In the 1950s, major events in the Civil Rights Movement were taking place. But Mississippi’s only accredited law school did not accept Black students, so during that decade the state had a total of four Black lawyers—only three of whom would take on civil rights cases. The story of attorneys R. Jess Brown, Carsie Hall, and Jack H. Young is told in The Defenders: How Lawyers Protected the Movement. The film also tells the story of the hundreds of lawyers and law students from across the country who saw what was happening and came to Mississippi to take up the fight.
Brown worked for many years out of an office in Vicksburg, where in 1965 he represented a group of citizens arrested for participating in a local voting rights action. Hall and Young were based primarily in Jackson, but all three attorneys worked cases across Mississippi. Between them, they represented Mack Charles Parker, Clyde Kennard, James Meredith, the Tougaloo Nine, Freedom Summer participants from across the state, more than 300 Freedom Riders, and more than 600 people arrested while taking part in the Jackson movement.

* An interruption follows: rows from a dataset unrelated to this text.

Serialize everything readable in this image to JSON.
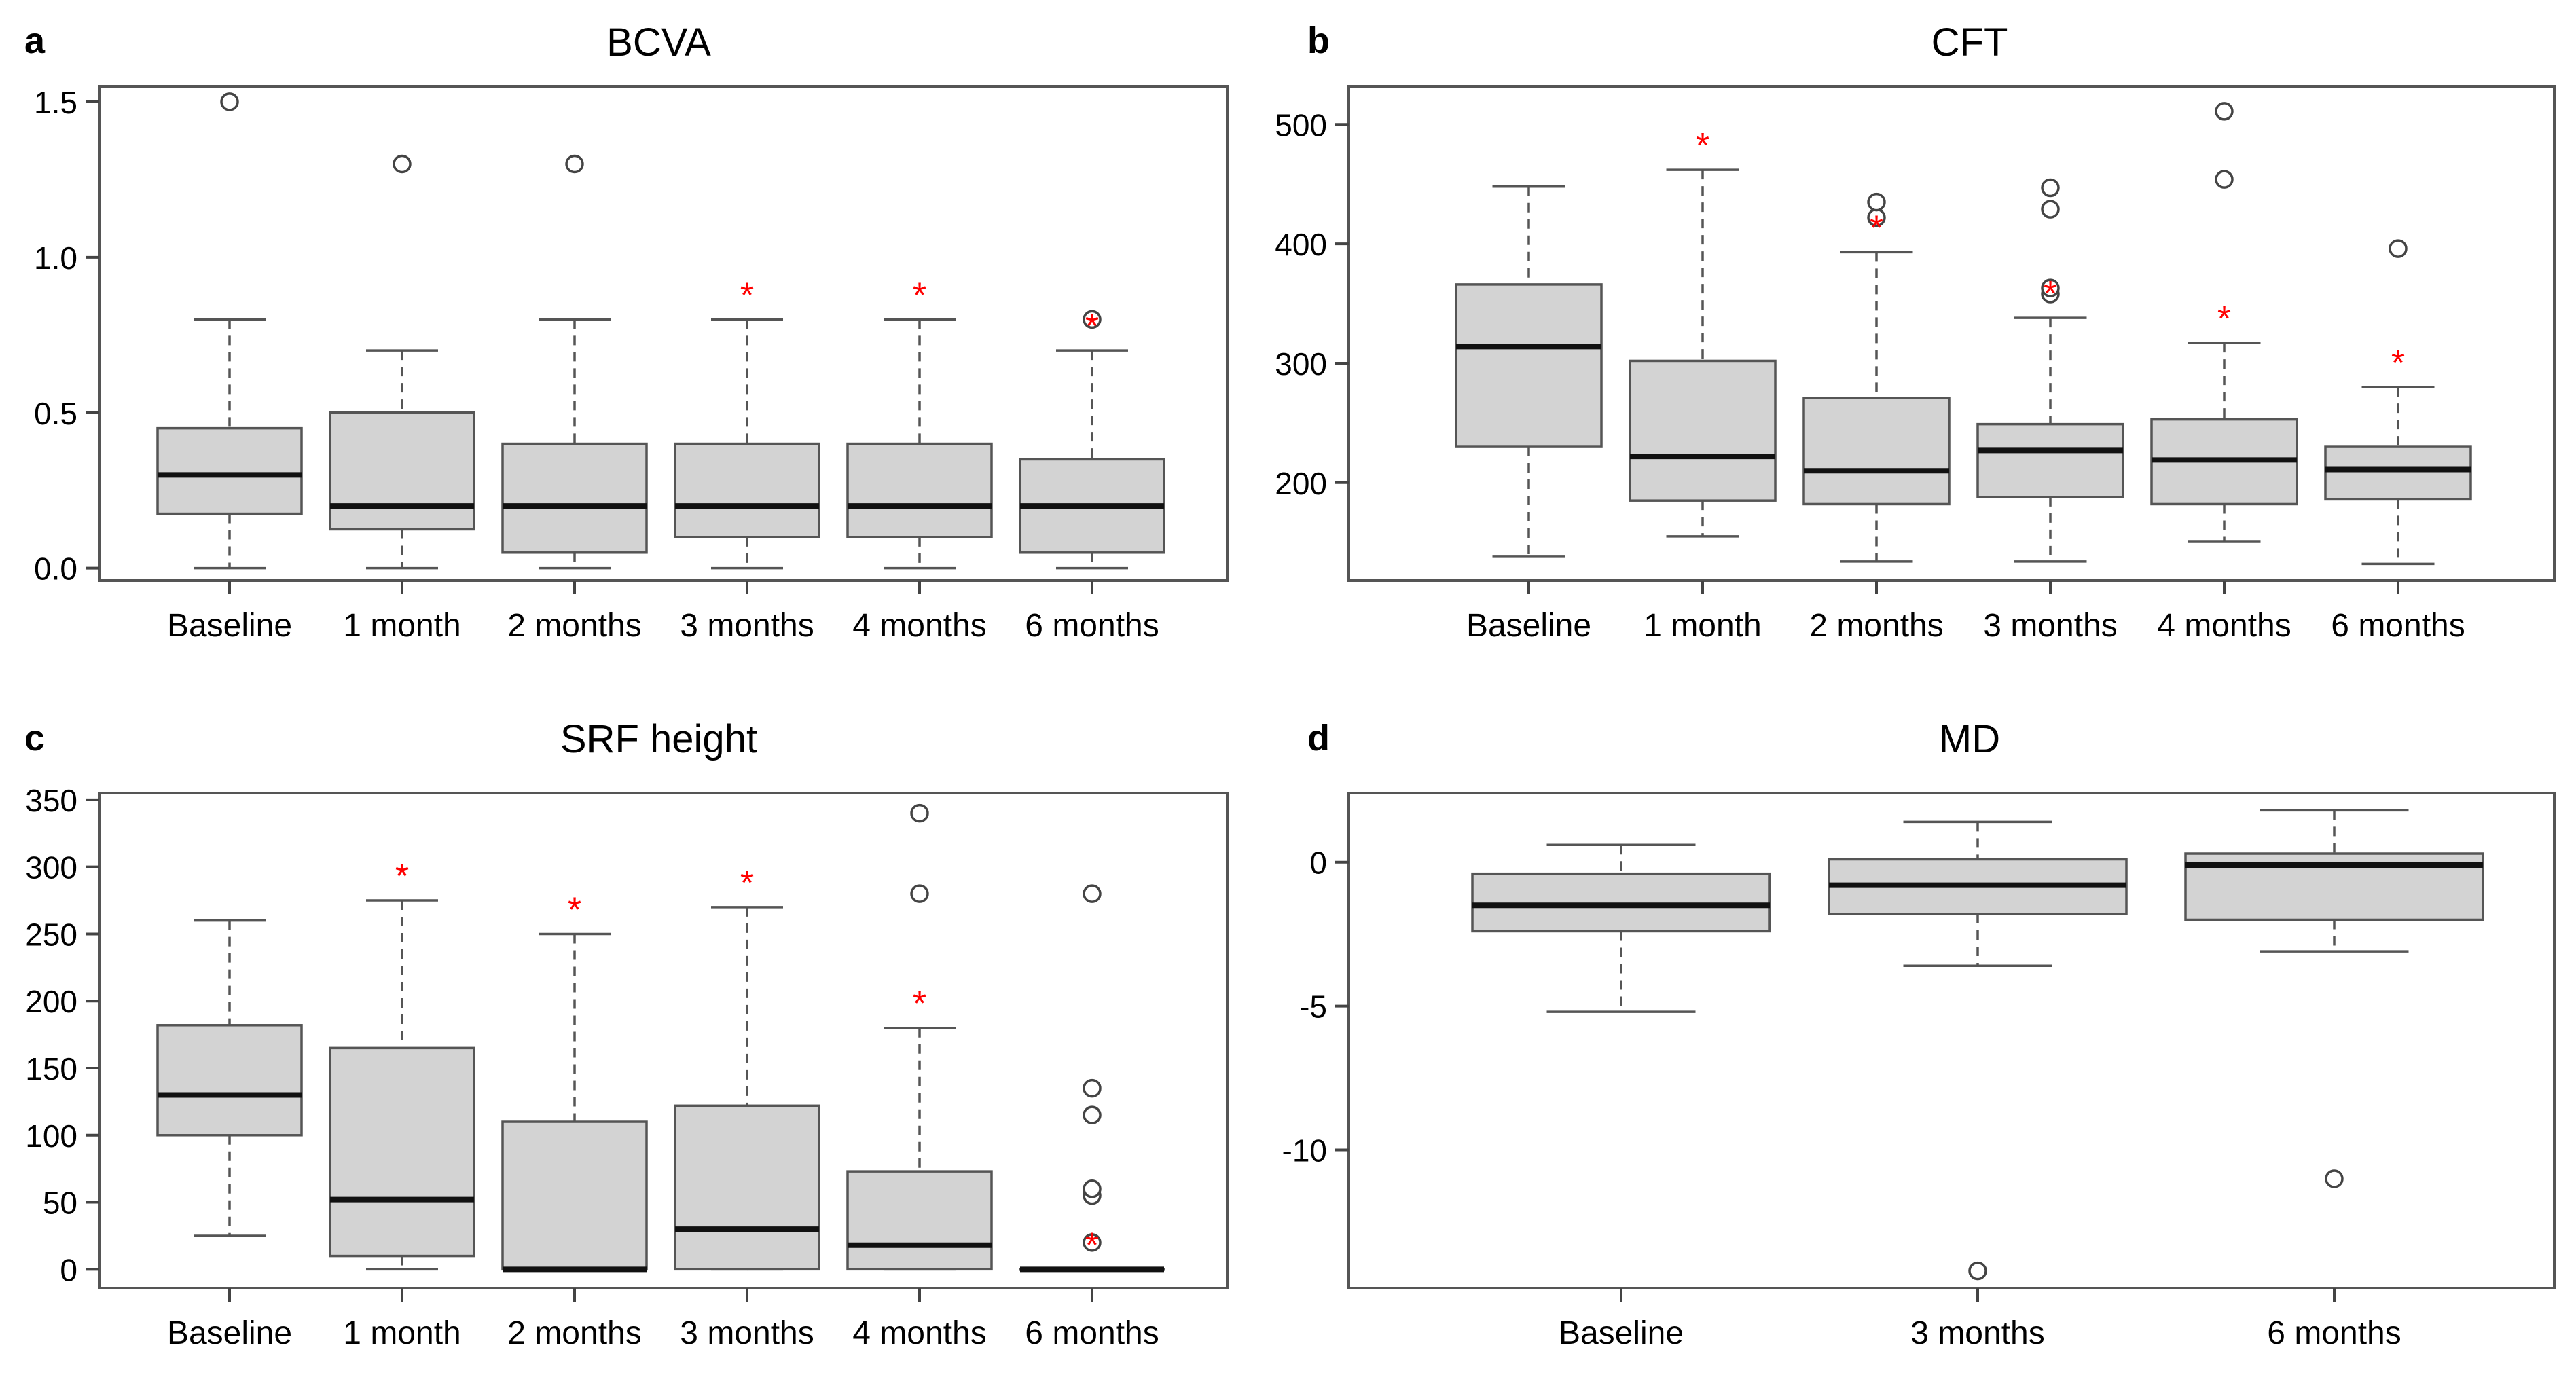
{
  "chart_data": [
    {
      "panel": "a",
      "type": "box",
      "title": "BCVA",
      "xlabel": "",
      "ylabel": "",
      "ylim": [
        -0.04,
        1.55
      ],
      "yticks": [
        0.0,
        0.5,
        1.0,
        1.5
      ],
      "ytick_labels": [
        "0.0",
        "0.5",
        "1.0",
        "1.5"
      ],
      "categories": [
        "Baseline",
        "1 month",
        "2 months",
        "3 months",
        "4 months",
        "6 months"
      ],
      "boxes": [
        {
          "whisker_low": 0.0,
          "q1": 0.175,
          "median": 0.3,
          "q3": 0.45,
          "whisker_high": 0.8,
          "outliers": [
            1.5
          ],
          "significant": false
        },
        {
          "whisker_low": 0.0,
          "q1": 0.125,
          "median": 0.2,
          "q3": 0.5,
          "whisker_high": 0.7,
          "outliers": [
            1.3
          ],
          "significant": false
        },
        {
          "whisker_low": 0.0,
          "q1": 0.05,
          "median": 0.2,
          "q3": 0.4,
          "whisker_high": 0.8,
          "outliers": [
            1.3
          ],
          "significant": false
        },
        {
          "whisker_low": 0.0,
          "q1": 0.1,
          "median": 0.2,
          "q3": 0.4,
          "whisker_high": 0.8,
          "outliers": [],
          "significant": true
        },
        {
          "whisker_low": 0.0,
          "q1": 0.1,
          "median": 0.2,
          "q3": 0.4,
          "whisker_high": 0.8,
          "outliers": [],
          "significant": true
        },
        {
          "whisker_low": 0.0,
          "q1": 0.05,
          "median": 0.2,
          "q3": 0.35,
          "whisker_high": 0.7,
          "outliers": [
            0.8
          ],
          "significant": true
        }
      ]
    },
    {
      "panel": "b",
      "type": "box",
      "title": "CFT",
      "xlabel": "",
      "ylabel": "",
      "ylim": [
        118,
        532
      ],
      "yticks": [
        200,
        300,
        400,
        500
      ],
      "ytick_labels": [
        "200",
        "300",
        "400",
        "500"
      ],
      "categories": [
        "Baseline",
        "1 month",
        "2 months",
        "3 months",
        "4 months",
        "6 months"
      ],
      "boxes": [
        {
          "whisker_low": 138,
          "q1": 230,
          "median": 314,
          "q3": 366,
          "whisker_high": 448,
          "outliers": [],
          "significant": false
        },
        {
          "whisker_low": 155,
          "q1": 185,
          "median": 222,
          "q3": 302,
          "whisker_high": 462,
          "outliers": [],
          "significant": true
        },
        {
          "whisker_low": 134,
          "q1": 182,
          "median": 210,
          "q3": 271,
          "whisker_high": 393,
          "outliers": [
            422,
            435
          ],
          "significant": true
        },
        {
          "whisker_low": 134,
          "q1": 188,
          "median": 227,
          "q3": 249,
          "whisker_high": 338,
          "outliers": [
            358,
            363,
            429,
            447
          ],
          "significant": true
        },
        {
          "whisker_low": 151,
          "q1": 182,
          "median": 219,
          "q3": 253,
          "whisker_high": 317,
          "outliers": [
            454,
            511
          ],
          "significant": true
        },
        {
          "whisker_low": 132,
          "q1": 186,
          "median": 211,
          "q3": 230,
          "whisker_high": 280,
          "outliers": [
            396
          ],
          "significant": true
        }
      ]
    },
    {
      "panel": "c",
      "type": "box",
      "title": "SRF height",
      "xlabel": "",
      "ylabel": "",
      "ylim": [
        -14,
        355
      ],
      "yticks": [
        0,
        50,
        100,
        150,
        200,
        250,
        300,
        350
      ],
      "ytick_labels": [
        "0",
        "50",
        "100",
        "150",
        "200",
        "250",
        "300",
        "350"
      ],
      "categories": [
        "Baseline",
        "1 month",
        "2 months",
        "3 months",
        "4 months",
        "6 months"
      ],
      "boxes": [
        {
          "whisker_low": 25,
          "q1": 100,
          "median": 130,
          "q3": 182,
          "whisker_high": 260,
          "outliers": [],
          "significant": false
        },
        {
          "whisker_low": 0,
          "q1": 10,
          "median": 52,
          "q3": 165,
          "whisker_high": 275,
          "outliers": [],
          "significant": true
        },
        {
          "whisker_low": 0,
          "q1": 0,
          "median": 0,
          "q3": 110,
          "whisker_high": 250,
          "outliers": [],
          "significant": true
        },
        {
          "whisker_low": 0,
          "q1": 0,
          "median": 30,
          "q3": 122,
          "whisker_high": 270,
          "outliers": [],
          "significant": true
        },
        {
          "whisker_low": 0,
          "q1": 0,
          "median": 18,
          "q3": 73,
          "whisker_high": 180,
          "outliers": [
            280,
            340
          ],
          "significant": true
        },
        {
          "whisker_low": 0,
          "q1": 0,
          "median": 0,
          "q3": 0,
          "whisker_high": 0,
          "outliers": [
            20,
            55,
            60,
            115,
            135,
            280
          ],
          "significant": true
        }
      ]
    },
    {
      "panel": "d",
      "type": "box",
      "title": "MD",
      "xlabel": "",
      "ylabel": "",
      "ylim": [
        -14.8,
        2.4
      ],
      "yticks": [
        -10,
        -5,
        0
      ],
      "ytick_labels": [
        "-10",
        "-5",
        "0"
      ],
      "categories": [
        "Baseline",
        "3 months",
        "6 months"
      ],
      "boxes": [
        {
          "whisker_low": -5.2,
          "q1": -2.4,
          "median": -1.5,
          "q3": -0.4,
          "whisker_high": 0.6,
          "outliers": [],
          "significant": false
        },
        {
          "whisker_low": -3.6,
          "q1": -1.8,
          "median": -0.8,
          "q3": 0.1,
          "whisker_high": 1.4,
          "outliers": [
            -14.2
          ],
          "significant": false
        },
        {
          "whisker_low": -3.1,
          "q1": -2.0,
          "median": -0.1,
          "q3": 0.3,
          "whisker_high": 1.8,
          "outliers": [
            -11.0
          ],
          "significant": false
        }
      ]
    }
  ],
  "significance_marker": "*",
  "colors": {
    "box_fill": "#d3d3d3",
    "box_stroke": "#555555",
    "median": "#111111",
    "significance": "#ff0000",
    "axis": "#444444",
    "text": "#000000"
  }
}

Jackson-based media company Red Squared was commissioned by the Foundation for Mississippi History to produce the film for the Mississippi Department of Archives and History.
“We were fortunate to be able to conduct Interviews with people directly connected to this important story, including Reuben Anderson, Marian Wright Edelman, and Constance Slaughter-Harvey,” said Sarah Campbell, one of the film’s producers and director of programs and publications for MDAH. “We also were able to draw on the state archives’ rich holdings of archival news footage, documents, and photographs to immerse viewers in the era.”
Following the screening of the 40-minute film there will be a discussion and question-and-answer session with Campbell and Defenders director Roderick Red. The Strand Theater is located at 717 Clay Street in Vicksburg.